Can you please give us your favorite “Life Lesson Quote”? Can you share how that was relevant to you in your life?
“If you don’t ask, you won’t give someone the opportunity to say yes.” This is one of the mantras I developed for myself after almost letting my fear get the best of me early on after starting my own business. Whether it’s reaching out to a prospect, asking an industry colleague to speak at an event or negotiating a contract, this is one of my cornerstones. It is an especially helpful outlook if you’re asking for a raise or negotiating a job offer, and this attitude is helpful in battling imposter syndrome. Don’t hold back in asking the question even if you feel like you don’t belong, shouldn’t ask or should remain quiet. As I tell my mentees, and myself, the worst you’ll get is a no, and you’ll have the clarity that you spoke up for what you deserved.
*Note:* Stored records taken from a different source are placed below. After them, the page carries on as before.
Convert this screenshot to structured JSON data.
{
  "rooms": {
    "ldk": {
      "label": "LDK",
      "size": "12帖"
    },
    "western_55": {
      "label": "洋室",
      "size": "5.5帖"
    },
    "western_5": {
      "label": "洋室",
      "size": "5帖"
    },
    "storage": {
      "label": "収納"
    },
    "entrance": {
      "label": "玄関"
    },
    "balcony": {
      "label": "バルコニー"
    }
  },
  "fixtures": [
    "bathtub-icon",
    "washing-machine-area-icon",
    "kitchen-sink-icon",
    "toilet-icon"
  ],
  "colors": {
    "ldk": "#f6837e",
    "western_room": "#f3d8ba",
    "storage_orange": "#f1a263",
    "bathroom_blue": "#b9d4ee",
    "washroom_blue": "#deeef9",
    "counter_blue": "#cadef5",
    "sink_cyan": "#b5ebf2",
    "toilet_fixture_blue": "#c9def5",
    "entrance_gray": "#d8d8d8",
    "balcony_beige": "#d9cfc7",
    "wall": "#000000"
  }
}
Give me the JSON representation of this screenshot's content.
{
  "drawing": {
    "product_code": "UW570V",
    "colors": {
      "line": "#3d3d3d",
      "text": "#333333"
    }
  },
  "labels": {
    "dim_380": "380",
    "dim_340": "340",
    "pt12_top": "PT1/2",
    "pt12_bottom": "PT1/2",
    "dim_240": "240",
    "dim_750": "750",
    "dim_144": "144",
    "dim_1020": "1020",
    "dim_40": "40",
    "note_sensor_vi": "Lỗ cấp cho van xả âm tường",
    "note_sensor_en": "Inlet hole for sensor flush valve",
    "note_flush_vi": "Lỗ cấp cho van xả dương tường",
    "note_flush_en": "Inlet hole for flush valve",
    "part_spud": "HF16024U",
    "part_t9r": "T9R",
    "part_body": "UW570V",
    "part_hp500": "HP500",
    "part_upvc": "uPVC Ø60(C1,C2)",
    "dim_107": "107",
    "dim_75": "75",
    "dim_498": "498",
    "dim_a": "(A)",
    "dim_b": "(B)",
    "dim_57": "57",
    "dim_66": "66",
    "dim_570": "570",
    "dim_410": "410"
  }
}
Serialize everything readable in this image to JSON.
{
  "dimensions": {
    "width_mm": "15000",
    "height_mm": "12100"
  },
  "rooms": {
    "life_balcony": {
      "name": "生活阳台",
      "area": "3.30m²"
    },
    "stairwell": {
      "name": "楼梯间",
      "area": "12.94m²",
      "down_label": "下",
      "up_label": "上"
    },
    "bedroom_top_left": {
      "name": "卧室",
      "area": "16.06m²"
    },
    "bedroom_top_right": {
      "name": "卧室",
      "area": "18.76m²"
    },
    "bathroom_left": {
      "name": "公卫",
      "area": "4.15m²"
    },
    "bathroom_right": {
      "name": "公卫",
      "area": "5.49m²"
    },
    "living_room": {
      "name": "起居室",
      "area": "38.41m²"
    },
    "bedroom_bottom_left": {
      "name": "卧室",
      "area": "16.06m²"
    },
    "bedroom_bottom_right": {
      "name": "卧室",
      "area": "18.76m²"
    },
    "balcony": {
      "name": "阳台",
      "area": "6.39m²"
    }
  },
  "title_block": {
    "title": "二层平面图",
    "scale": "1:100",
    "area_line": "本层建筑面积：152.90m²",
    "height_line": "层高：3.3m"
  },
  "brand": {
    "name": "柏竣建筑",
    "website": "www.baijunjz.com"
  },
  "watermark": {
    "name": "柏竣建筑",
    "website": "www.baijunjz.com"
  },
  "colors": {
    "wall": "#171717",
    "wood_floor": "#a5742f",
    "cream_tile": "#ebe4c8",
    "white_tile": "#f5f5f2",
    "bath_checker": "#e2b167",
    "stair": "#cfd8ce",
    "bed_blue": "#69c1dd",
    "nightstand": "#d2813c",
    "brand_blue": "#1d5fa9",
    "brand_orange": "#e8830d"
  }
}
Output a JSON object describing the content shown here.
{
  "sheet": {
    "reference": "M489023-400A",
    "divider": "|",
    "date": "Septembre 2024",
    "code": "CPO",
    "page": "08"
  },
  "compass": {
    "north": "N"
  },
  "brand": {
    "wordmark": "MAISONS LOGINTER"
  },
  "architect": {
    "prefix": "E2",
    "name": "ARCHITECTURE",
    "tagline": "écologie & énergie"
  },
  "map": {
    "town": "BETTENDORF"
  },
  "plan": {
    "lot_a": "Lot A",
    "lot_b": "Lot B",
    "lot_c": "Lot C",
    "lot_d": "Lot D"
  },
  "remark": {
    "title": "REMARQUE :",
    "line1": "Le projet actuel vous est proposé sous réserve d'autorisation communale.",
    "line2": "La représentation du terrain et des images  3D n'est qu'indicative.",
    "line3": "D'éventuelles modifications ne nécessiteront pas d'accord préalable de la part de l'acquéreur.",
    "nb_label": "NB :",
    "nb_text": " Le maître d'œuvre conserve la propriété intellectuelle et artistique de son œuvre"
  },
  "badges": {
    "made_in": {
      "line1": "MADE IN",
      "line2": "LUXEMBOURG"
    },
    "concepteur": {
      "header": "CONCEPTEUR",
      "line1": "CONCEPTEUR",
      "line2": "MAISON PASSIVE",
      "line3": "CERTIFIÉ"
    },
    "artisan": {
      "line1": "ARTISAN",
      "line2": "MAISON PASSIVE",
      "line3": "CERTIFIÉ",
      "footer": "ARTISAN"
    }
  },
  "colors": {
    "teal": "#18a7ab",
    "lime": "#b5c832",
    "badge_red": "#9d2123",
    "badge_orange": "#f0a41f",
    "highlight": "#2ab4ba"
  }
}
We are very blessed that some of the biggest names in Business, VC funding, Sports, and Entertainment read this column. Is there a person in the world, or in the US whom you would love to have a private breakfast or lunch with, and why? He or she might see this, especially if we tag them. 🙂
Because it takes more than one person to make sustainable change, I’d like to propose another scenario: a dinner party for MANY. I would invite those who have come before from who I can (and have) learned and those of the future, like my niece, nephew, and godchildren who will be tasked with carrying this mission forward.
If I had to limit it to one individual, I’d invite Melinda Gates. Not only is her recent announcement to commit $10 billion over the next 10 years to expand women’s power beyond impressive, but the way she consistently uses her voice to advocate for women across the globe is incredibly inspiring.
Thank you for all of these great insights!